И от этих слов «на нашем месте» — Громов раньше никогда не говорил, что у нас вообще есть что-то общее, наше, — я его сразу простила. Я пришла на «Курскую», и точно, он меня там ждал.
— «Наше место», — он смущенно улыбнулся, — я не знал, догадаешься ты или нет.
— Почему ты не звонил? — я, как полная дура, уткнулась ему в грудь и зарыдала.
Как может такой родной, такой любимый человек так мучить меня?
В тот день он был очень нежен, заботлив, старался рассмешить меня. Мы гуляли по Москве, целовались на скамейках; наконец мне это надоело — ну ведь не дети, в конце концов.
— Пошли ко мне, — сказала я, лежа у Громова на коленях и глядя в задумчивое лицо Николая Баумана, невинно убиенного революционера, под бюстом которого мы расположились на этот раз.
— А родители? — спросил он, играя моими волосами.
— Они вместе куда-то умотали, придут поздно.
Дома на самом деле никого не было, но из-за страха быть застигнутыми врасплох все получилось очень скомканно и быстро. Но я все равно была на седьмом небе. Мне ужасно хотелось сделать ему что-нибудь приятное, какой-нибудь подарок.
— У меня есть джинсовая куртка, хочешь? — спросила я. — Отцовская, но он ее не носит.
— Давай, — радостно согласился Громов.
Он тут же натянул куртку на себя, и, хотя он был немного повыше моего отца и шире в плечах, куртка ему подошла. Он самодовольно осматривал себя в зеркале, висевшем в коридоре, когда пришли родители.

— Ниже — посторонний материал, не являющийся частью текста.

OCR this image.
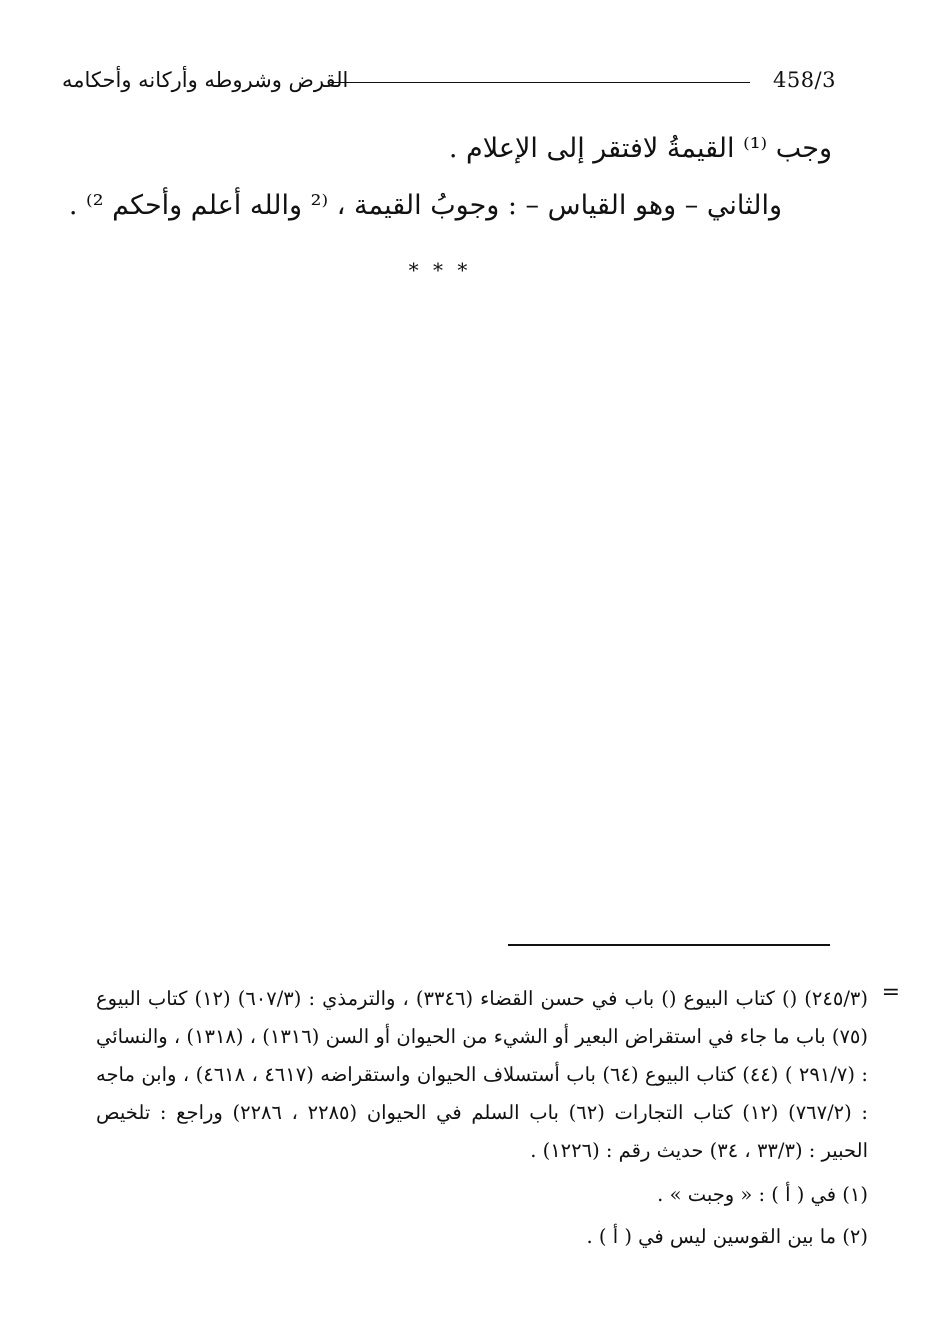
القرض وشروطه وأركانه وأحكامه	458/3
وجب ⁽¹⁾ القيمةُ لافتقر إلى الإعلام .
والثاني – وهو القياس – : وجوبُ القيمة ، ⁽² والله أعلم وأحكم ²⁾ .
* * *
=
(٢٤٥/٣) () كتاب البيوع () باب في حسن القضاء (٣٣٤٦) ، والترمذي : (٦٠٧/٣) (١٢) كتاب البيوع (٧٥) باب ما جاء في استقراض البعير أو الشيء من الحيوان أو السن (١٣١٦) ، (١٣١٨) ، والنسائي : (٢٩١/٧ ) (٤٤) كتاب البيوع (٦٤) باب أستسلاف الحيوان واستقراضه (٤٦١٧ ، ٤٦١٨) ، وابن ماجه : (٧٦٧/٢) (١٢) كتاب التجارات (٦٢) باب السلم في الحيوان (٢٢٨٥ ، ٢٢٨٦) وراجع : تلخيص الحبير : (٣٣/٣ ، ٣٤) حديث رقم : (١٢٢٦) .
(١) في ( أ ) : « وجبت » .
(٢) ما بين القوسين ليس في ( أ ) .
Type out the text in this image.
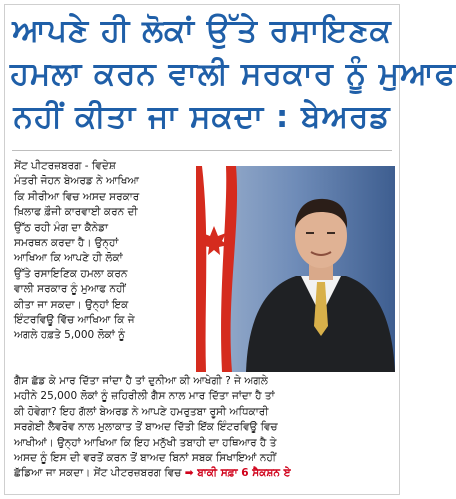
ਆਪਣੇ ਹੀ ਲੋਕਾਂ ਉੱਤੇ ਰਸਾਇਣਕ
ਹਮਲਾ ਕਰਨ ਵਾਲੀ ਸਰਕਾਰ ਨੂੰ ਮੁਆਫ
ਨਹੀਂ ਕੀਤਾ ਜਾ ਸਕਦਾ : ਬੇਅਰਡ
ਸੇਂਟ ਪੀਟਰਜ਼ਬਰਗ - ਵਿਦੇਸ਼
ਮੰਤਰੀ ਜੋਹਨ ਬੇਅਰਡ ਨੇ ਆਖਿਆ
ਕਿ ਸੀਰੀਆ ਵਿਚ ਅਸਦ ਸਰਕਾਰ
ਖ਼ਿਲਾਫ ਫ਼ੌਜੀ ਕਾਰਵਾਈ ਕਰਨ ਦੀ
ਉੱਠ ਰਹੀ ਮੰਗ ਦਾ ਕੈਨੇਡਾ
ਸਮਰਥਨ ਕਰਦਾ ਹੈ। ਉਨ੍ਹਾਂ
ਆਖਿਆ ਕਿ ਆਪਣੇ ਹੀ ਲੋਕਾਂ
ਉੱਤੇ ਰਸਾਇਣਿਕ ਹਮਲਾ ਕਰਨ
ਵਾਲੀ ਸਰਕਾਰ ਨੂੰ ਮੁਆਫ ਨਹੀਂ
ਕੀਤਾ ਜਾ ਸਕਦਾ। ਉਨ੍ਹਾਂ ਇਕ
ਇੰਟਰਵਿਊ ਵਿੱਚ ਆਖਿਆ ਕਿ ਜੇ
ਅਗਲੇ ਹਫ਼ਤੇ 5,000 ਲੋਕਾਂ ਨੂੰ
ਗੈਸ ਛੱਡ ਕੇ ਮਾਰ ਦਿੱਤਾ ਜਾਂਦਾ ਹੈ ਤਾਂ ਦੁਨੀਆ ਕੀ ਆਖੇਗੀ ? ਜੇ ਅਗਲੇ
ਮਹੀਨੇ 25,000 ਲੋਕਾਂ ਨੂੰ ਜ਼ਹਿਰੀਲੀ ਗੈਸ ਨਾਲ ਮਾਰ ਦਿੱਤਾ ਜਾਂਦਾ ਹੈ ਤਾਂ
ਕੀ ਹੋਵੇਗਾ? ਇਹ ਗੱਲਾਂ ਬੇਅਰਡ ਨੇ ਆਪਣੇ ਹਮਰੁਤਬਾ ਰੂਸੀ ਅਧਿਕਾਰੀ
ਸਰਗੇਈ ਲੈਵਰੋਵ ਨਾਲ ਮੁਲਾਕਾਤ ਤੋਂ ਬਾਅਦ ਦਿੱਤੀ ਇੱਕ ਇੰਟਰਵਿਊ ਵਿਚ
ਆਖੀਆਂ। ਉਨ੍ਹਾਂ ਆਖਿਆ ਕਿ ਇਹ ਮਨੁੱਖੀ ਤਬਾਹੀ ਦਾ ਹਥਿਆਰ ਹੈ ਤੇ
ਅਸਦ ਨੂੰ ਇਸ ਦੀ ਵਰਤੋਂ ਕਰਨ ਤੋਂ ਬਾਅਦ ਬਿਨਾਂ ਸਬਕ ਸਿਖਾਇਆਂ ਨਹੀਂ
ਛੱਡਿਆ ਜਾ ਸਕਦਾ। ਸੇਂਟ ਪੀਟਰਜ਼ਬਰਗ ਵਿਚ ➡ ਬਾਕੀ ਸਫ਼ਾ 6 ਸੈਕਸ਼ਨ ਏ
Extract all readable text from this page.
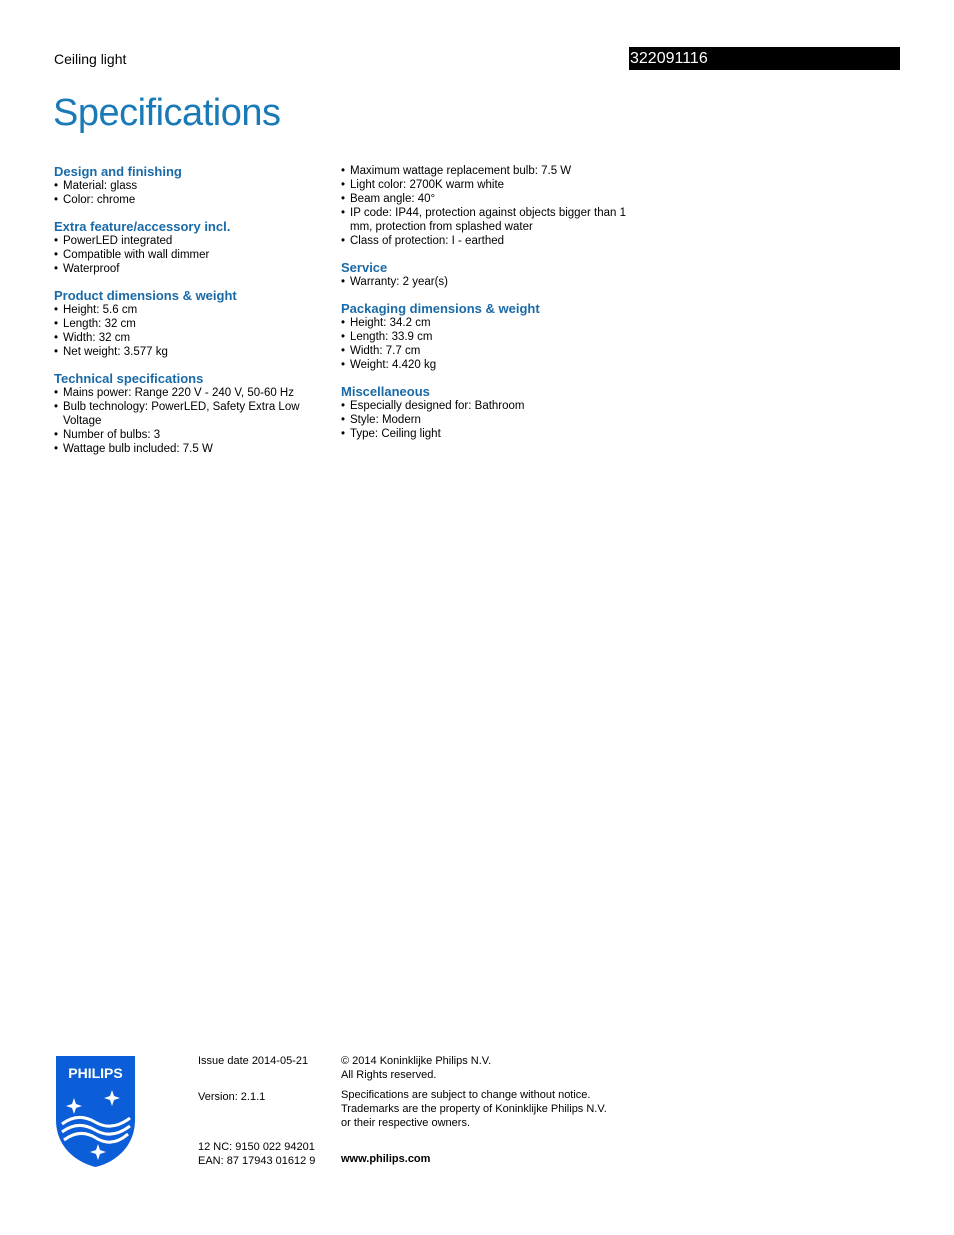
Ceiling light	322091116
Specifications
Design and finishing
• Material: glass
• Color: chrome
Extra feature/accessory incl.
• PowerLED integrated
• Compatible with wall dimmer
• Waterproof
Product dimensions & weight
• Height: 5.6 cm
• Length: 32 cm
• Width: 32 cm
• Net weight: 3.577 kg
Technical specifications
• Mains power: Range 220 V - 240 V, 50-60 Hz
• Bulb technology: PowerLED, Safety Extra Low Voltage
• Number of bulbs: 3
• Wattage bulb included: 7.5 W
• Maximum wattage replacement bulb: 7.5 W
• Light color: 2700K warm white
• Beam angle: 40°
• IP code: IP44, protection against objects bigger than 1 mm, protection from splashed water
• Class of protection: I - earthed
Service
• Warranty: 2 year(s)
Packaging dimensions & weight
• Height: 34.2 cm
• Length: 33.9 cm
• Width: 7.7 cm
• Weight: 4.420 kg
Miscellaneous
• Especially designed for: Bathroom
• Style: Modern
• Type: Ceiling light
PHILIPS
Issue date 2014-05-21
Version: 2.1.1
12 NC: 9150 022 94201
EAN: 87 17943 01612 9
© 2014 Koninklijke Philips N.V.
All Rights reserved.
Specifications are subject to change without notice.
Trademarks are the property of Koninklijke Philips N.V.
or their respective owners.
www.philips.com
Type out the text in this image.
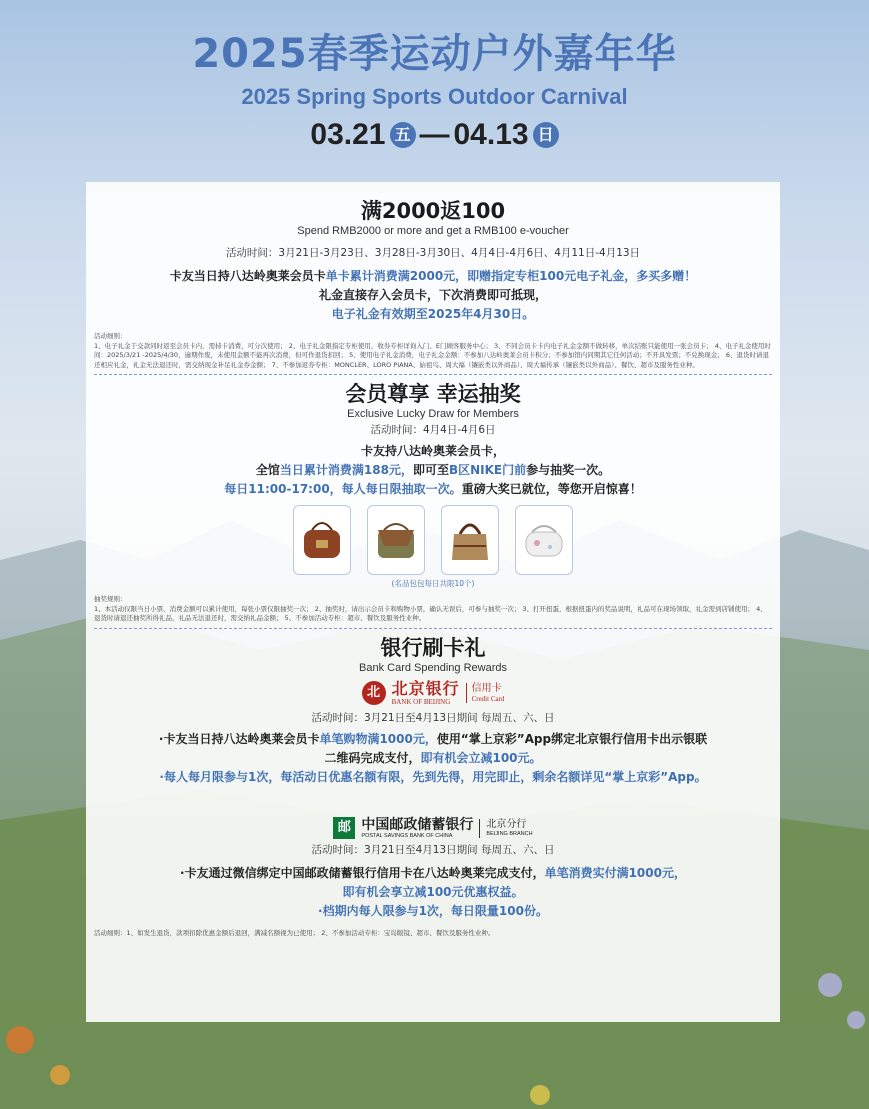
2025春季运动户外嘉年华
2025 Spring Sports Outdoor Carnival
03.21 五 — 04.13 日
满2000返100
Spend RMB2000 or more and get a RMB100 e-voucher
活动时间：3月21日-3月23日、3月28日-3月30日、4月4日-4月6日、4月11日-4月13日
卡友当日持八达岭奥莱会员卡单卡累计消费满2000元，即赠指定专柜100元电子礼金，多买多赠！
礼金直接存入会员卡，下次消费即可抵现，
电子礼金有效期至2025年4月30日。
活动细则：
1、电子礼金于交款同时返至会员卡内，需持卡消费，可分次使用； 2、电子礼金限指定专柜使用，收券专柜详询入门、E门顾客服务中心； 3、不同会员卡卡内电子礼金金额不做转移，单次结账只能使用一张会员卡； 4、电子礼金使用时间：2025/3/21 -2025/4/30，逾期作废，未使用金额不能再次消费，但可作退货扣回； 5、使用电子礼金消费，电子礼金金额：不参加八达岭奥莱会员卡积分；不参加馆内同期其它任何活动；不开具发票；不兑换现金； 6、退货时请退还相应礼金，礼金无法退还时，需交纳现金补足礼金券金额； 7、不参加返券专柜：MONCLER、LORO PIANA、始祖鸟、周大福（镶嵌类以外商品）、周大福传承（镶嵌类以外商品）、餐饮、超市及服务性业种。
会员尊享 幸运抽奖
Exclusive Lucky Draw for Members
活动时间：4月4日-4月6日
卡友持八达岭奥莱会员卡，
全馆当日累计消费满188元，即可至B区NIKE门前参与抽奖一次。
每日11:00-17:00，每人每日限抽取一次。重磅大奖已就位，等您开启惊喜！
(名品包包每日共限10个)
抽奖规则：
1、本活动仅限当日小票，消费金额可以累计使用，每张小票仅限抽奖一次； 2、抽奖时，请出示会员卡和购物小票，确认无误后，可参与抽奖一次； 3、打开扭蛋，根据扭蛋内的奖品说明，礼品可在现场领取，礼金需到店铺使用； 4、退货时请退还抽奖所得礼品，礼品无法退还时，需交纳礼品金额； 5、不参加活动专柜：超市、餐饮及服务性业种。
银行刷卡礼
Bank Card Spending Rewards
北 北京银行
BANK OF BEIJING
信用卡
Credit Card
活动时间：3月21日至4月13日期间 每周五、六、日
·卡友当日持八达岭奥莱会员卡单笔购物满1000元，使用“掌上京彩”App绑定北京银行信用卡出示银联
二维码完成支付，即有机会立减100元。
·每人每月限参与1次，每活动日优惠名额有限，先到先得，用完即止，剩余名额详见“掌上京彩”App。
邮 中国邮政储蓄银行
POSTAL SAVINGS BANK OF CHINA
北京分行
BEIJING BRANCH
活动时间：3月21日至4月13日期间 每周五、六、日
·卡友通过微信绑定中国邮政储蓄银行信用卡在八达岭奥莱完成支付，单笔消费实付满1000元，
即有机会享立减100元优惠权益。
·档期内每人限参与1次，每日限量100份。
活动细则：1、如发生退货，款项扣除优惠金额后退回，满减名额视为已使用； 2、不参加活动专柜：宝岛眼镜、超市、餐饮及服务性业种。
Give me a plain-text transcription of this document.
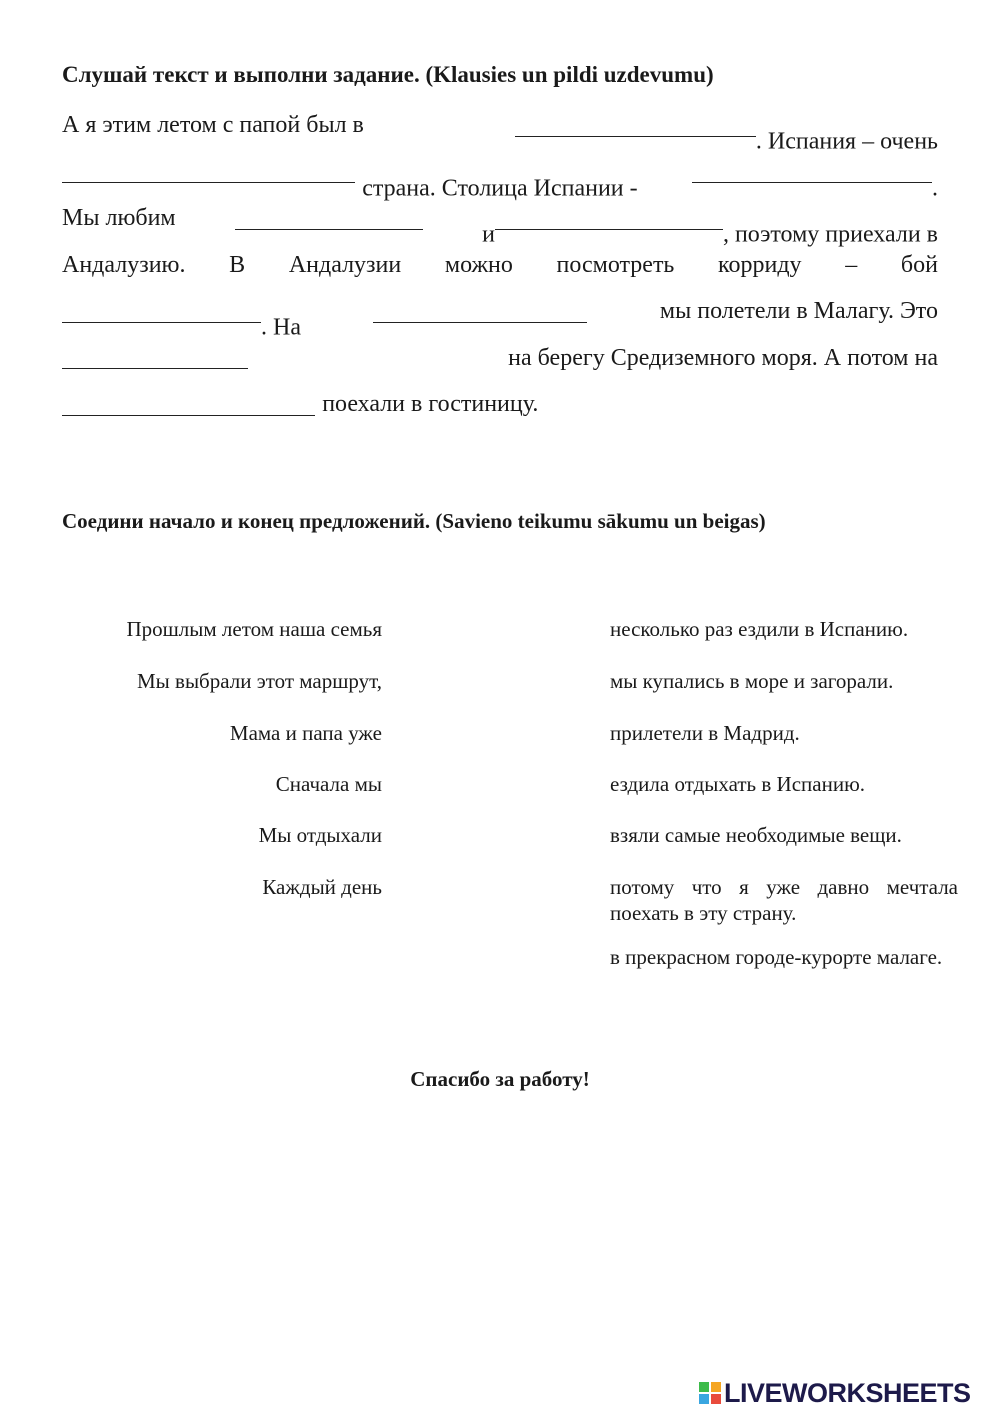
Слушай текст и выполни задание. (Klausies un pildi uzdevumu)

А я этим летом с папой был в
. Испания – очень
страна. Столица Испании -	.
Мы любим
и	, поэтому приехали в
Андалузию. В Андалузии можно посмотреть корриду – бой
. На
мы полетели в Малагу. Это
на берегу Средиземного моря. А потом на
поехали в гостиницу.

Соедини начало и конец предложений. (Savieno teikumu sākumu un beigas)

Прошлым летом наша семья
Мы выбрали этот маршрут,
Мама и папа уже
Сначала мы
Мы отдыхали
Каждый день
несколько раз ездили в Испанию.
мы купались в море и загорали.
прилетели в Мадрид.
ездила отдыхать в Испанию.
взяли самые необходимые вещи.
потому что я уже давно мечтала поехать в эту страну.
в прекрасном городе-курорте малаге.

Спасибо за работу!

LIVEWORKSHEETS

Отец, увидев Громова живьем, во плоти, так сказать, да еще в своей куртке, просто замер на месте. Надо сказать, что отец был страшным шмотоводником, у него шкафы просто ломились от вещей. Я любила наблюдать, как он собирается, когда уходит из дома. Он по нескольку раз менял рубашки, галстуки, свитера и водолазки, пока не добивался полного единства и гармонии. Потом он душился сразу несколькими одеколонами и добавлял пару капель маминых духов, это называлось «залакировать».
К своим вещам он относился очень ревниво, сам следил за их чистотой и свежестью. Так, он не доверял маме стирку и глажку своих рубашек и брюк, а относил их в чистку. Я иногда брала поносить его вещи, и всякий раз по этому поводу у нас бывали споры и даже ссоры.
Поэтому, увидев его перекосившееся лицо, я решила, что на него так подействовал вид его джинсовой куртки на плечах моего молодого человека. Я не знала в тот момент, что отец со своим университетским другом замыслил отбить Громову яйца за его хамское ко мне отношение. В эти две недели он видел, что со мной происходит, и сочувствовал мне на свой лад, конечно, то есть еще больше придираясь ко мне и высмеивая мои ценности. Однако, в чем там точно дело, они с мамой не знали, пока отцовский друг случайно не подслушал мой разговор с Пален по телефону. Он позвонил, когда родителей не было дома; поговорив с ним, я сразу набрала номер Пален, а он почему-то так и остался на линии. В результате он узнал все подробности и в тот же день обо всем настучал отцу. Они решили идти бить Громова и уже каким-то образом раздобыли его адрес. Мама еле их отговорила, настаивая, что они только хуже мне сделают. И вот, они приходят домой и видят этого пресловутого Громова, да еще в отцовской куртке. Напряжение нарастало, пока все мы толпились в коридоре, молча пялясь друг на друга. Единственным, кто совершенно не понимал, что происходит, был Громов. Он мило улыбался и пытался завязать светскую беседу.